Think you can afford a home? Before you buy, gear up for these surprise expenses.
One financial benefit of owning a home is getting to sign a mortgage and locking in your monthly housing payments for what could be a 30-year period. By contrast, when you rent a home, your monthly costs could rise from year to year as your lease gets renewed.
But while you might think you can afford to own a home based on what your mortgage payments look like, you may be surprised at the way your peripheral housing costs rise. Here are five reasons why owning a home may prove more expensive than you’d like.
1. Your property taxes could rise
The property taxes you start off paying aren’t necessarily the taxes you’ll continue to pay. Some towns assess property values every year. That means your property tax bill could change every year. Granted, it could drop from one year to the next. But for the most part, property taxes have a tendency to rise over time, not do the opposite.
2. Your homeowners insurance could get expensive
Homeowners insurance protects you, as a property owner, in the event of damage. But the cost of your premiums could rise over time, even if you don’t put in a lot of claims against your policy. Also, certain home features might cause your insurance costs to rise, such as if you decide to put in a hot tub. Though there are steps you can take to lower your insurance costs, like installing an alarm system, all told, those premiums could increase through the years.
3. Your HOA fees could increase
If you buy a home that’s part of a homeowners association (HOA), you’ll generally be required to pay monthly dues. Often, those dues will cover things like common area maintenance. But those dues could also rise over time, making your housing costs more expensive.

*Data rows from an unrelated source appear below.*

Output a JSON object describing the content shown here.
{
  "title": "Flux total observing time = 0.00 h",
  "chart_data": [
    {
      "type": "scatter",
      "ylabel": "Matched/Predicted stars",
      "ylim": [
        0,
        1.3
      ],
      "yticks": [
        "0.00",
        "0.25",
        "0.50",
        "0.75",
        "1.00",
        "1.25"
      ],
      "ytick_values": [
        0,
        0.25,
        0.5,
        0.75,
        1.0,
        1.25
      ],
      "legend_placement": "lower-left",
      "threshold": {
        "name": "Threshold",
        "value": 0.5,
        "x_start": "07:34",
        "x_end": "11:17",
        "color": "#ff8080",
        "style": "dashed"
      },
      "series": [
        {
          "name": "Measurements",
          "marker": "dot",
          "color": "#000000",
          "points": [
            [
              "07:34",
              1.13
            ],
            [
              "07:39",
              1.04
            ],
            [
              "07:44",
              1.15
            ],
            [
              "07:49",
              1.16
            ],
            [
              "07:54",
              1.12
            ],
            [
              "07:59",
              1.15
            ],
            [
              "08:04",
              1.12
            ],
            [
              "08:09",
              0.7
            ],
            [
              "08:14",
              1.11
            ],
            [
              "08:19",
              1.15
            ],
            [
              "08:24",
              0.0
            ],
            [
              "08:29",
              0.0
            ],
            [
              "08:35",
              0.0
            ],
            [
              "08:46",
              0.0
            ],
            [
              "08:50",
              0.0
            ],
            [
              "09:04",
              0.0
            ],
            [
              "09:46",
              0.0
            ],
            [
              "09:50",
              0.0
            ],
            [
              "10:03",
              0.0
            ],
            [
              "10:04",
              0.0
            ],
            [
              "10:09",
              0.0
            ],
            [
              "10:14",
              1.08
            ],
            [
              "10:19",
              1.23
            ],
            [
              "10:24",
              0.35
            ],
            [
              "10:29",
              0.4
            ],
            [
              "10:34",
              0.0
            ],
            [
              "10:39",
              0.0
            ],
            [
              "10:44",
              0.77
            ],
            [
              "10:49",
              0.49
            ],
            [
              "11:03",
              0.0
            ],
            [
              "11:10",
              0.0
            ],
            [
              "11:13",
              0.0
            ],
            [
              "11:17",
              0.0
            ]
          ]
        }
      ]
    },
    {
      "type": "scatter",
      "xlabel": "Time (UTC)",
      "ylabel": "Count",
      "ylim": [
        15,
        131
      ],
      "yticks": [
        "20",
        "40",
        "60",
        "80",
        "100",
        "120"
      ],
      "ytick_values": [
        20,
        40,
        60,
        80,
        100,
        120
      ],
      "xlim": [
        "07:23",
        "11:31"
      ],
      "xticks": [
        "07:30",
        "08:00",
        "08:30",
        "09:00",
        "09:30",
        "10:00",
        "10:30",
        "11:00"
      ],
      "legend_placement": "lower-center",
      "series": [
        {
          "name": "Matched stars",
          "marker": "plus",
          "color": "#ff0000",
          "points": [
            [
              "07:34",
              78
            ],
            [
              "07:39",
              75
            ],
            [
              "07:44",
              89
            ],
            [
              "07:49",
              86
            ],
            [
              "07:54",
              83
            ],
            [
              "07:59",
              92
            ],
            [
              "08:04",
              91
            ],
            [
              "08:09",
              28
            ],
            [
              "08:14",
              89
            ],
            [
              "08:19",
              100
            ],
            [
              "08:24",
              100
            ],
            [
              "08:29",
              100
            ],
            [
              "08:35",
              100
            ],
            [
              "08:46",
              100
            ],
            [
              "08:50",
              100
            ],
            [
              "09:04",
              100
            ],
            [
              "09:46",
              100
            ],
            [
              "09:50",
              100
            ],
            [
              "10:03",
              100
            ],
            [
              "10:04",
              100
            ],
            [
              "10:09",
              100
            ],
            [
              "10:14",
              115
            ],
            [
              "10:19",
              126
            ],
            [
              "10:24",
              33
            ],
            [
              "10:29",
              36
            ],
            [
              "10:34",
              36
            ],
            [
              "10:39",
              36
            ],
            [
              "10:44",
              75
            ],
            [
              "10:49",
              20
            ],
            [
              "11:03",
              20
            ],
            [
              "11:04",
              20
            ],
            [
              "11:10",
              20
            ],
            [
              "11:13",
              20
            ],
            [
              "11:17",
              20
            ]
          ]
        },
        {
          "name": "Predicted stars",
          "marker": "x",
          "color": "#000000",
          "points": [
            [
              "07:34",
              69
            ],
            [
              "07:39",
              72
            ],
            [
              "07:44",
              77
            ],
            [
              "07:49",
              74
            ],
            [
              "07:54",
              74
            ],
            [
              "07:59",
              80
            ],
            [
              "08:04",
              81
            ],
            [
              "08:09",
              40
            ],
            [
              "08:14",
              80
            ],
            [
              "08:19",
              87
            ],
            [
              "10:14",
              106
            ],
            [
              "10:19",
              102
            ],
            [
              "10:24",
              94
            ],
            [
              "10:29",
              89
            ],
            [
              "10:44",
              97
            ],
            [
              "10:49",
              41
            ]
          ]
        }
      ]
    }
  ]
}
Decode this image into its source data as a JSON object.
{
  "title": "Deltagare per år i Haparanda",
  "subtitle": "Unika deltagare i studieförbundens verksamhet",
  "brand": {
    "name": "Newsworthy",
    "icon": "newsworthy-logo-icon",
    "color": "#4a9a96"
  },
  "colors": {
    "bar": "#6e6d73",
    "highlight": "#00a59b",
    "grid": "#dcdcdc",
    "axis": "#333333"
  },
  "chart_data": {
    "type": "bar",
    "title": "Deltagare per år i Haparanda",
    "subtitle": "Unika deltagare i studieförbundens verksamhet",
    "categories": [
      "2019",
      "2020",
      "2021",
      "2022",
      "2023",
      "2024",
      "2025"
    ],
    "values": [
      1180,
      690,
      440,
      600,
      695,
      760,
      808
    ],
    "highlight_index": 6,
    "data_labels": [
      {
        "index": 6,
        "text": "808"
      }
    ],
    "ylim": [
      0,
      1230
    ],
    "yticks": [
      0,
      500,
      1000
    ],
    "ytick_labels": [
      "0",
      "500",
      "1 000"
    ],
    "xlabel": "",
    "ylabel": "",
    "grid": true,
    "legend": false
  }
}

4. You could get stuck paying PMI
Many lenders will accept less than 20% of your home’s purchase price as a down payment. But if you don’t put down 20% on a conventional mortgage, you’ll be forced to pay private mortgage insurance (PMI). PMI can amount to up to 1% of your loan amount. For example, if you’re borrowing $300,000 for a home, you might pay an extra $3,000 a year or $250 a month. You can eventually have PMI canceled once you have enough home equity, but until that happens, those costly payments could be a burden.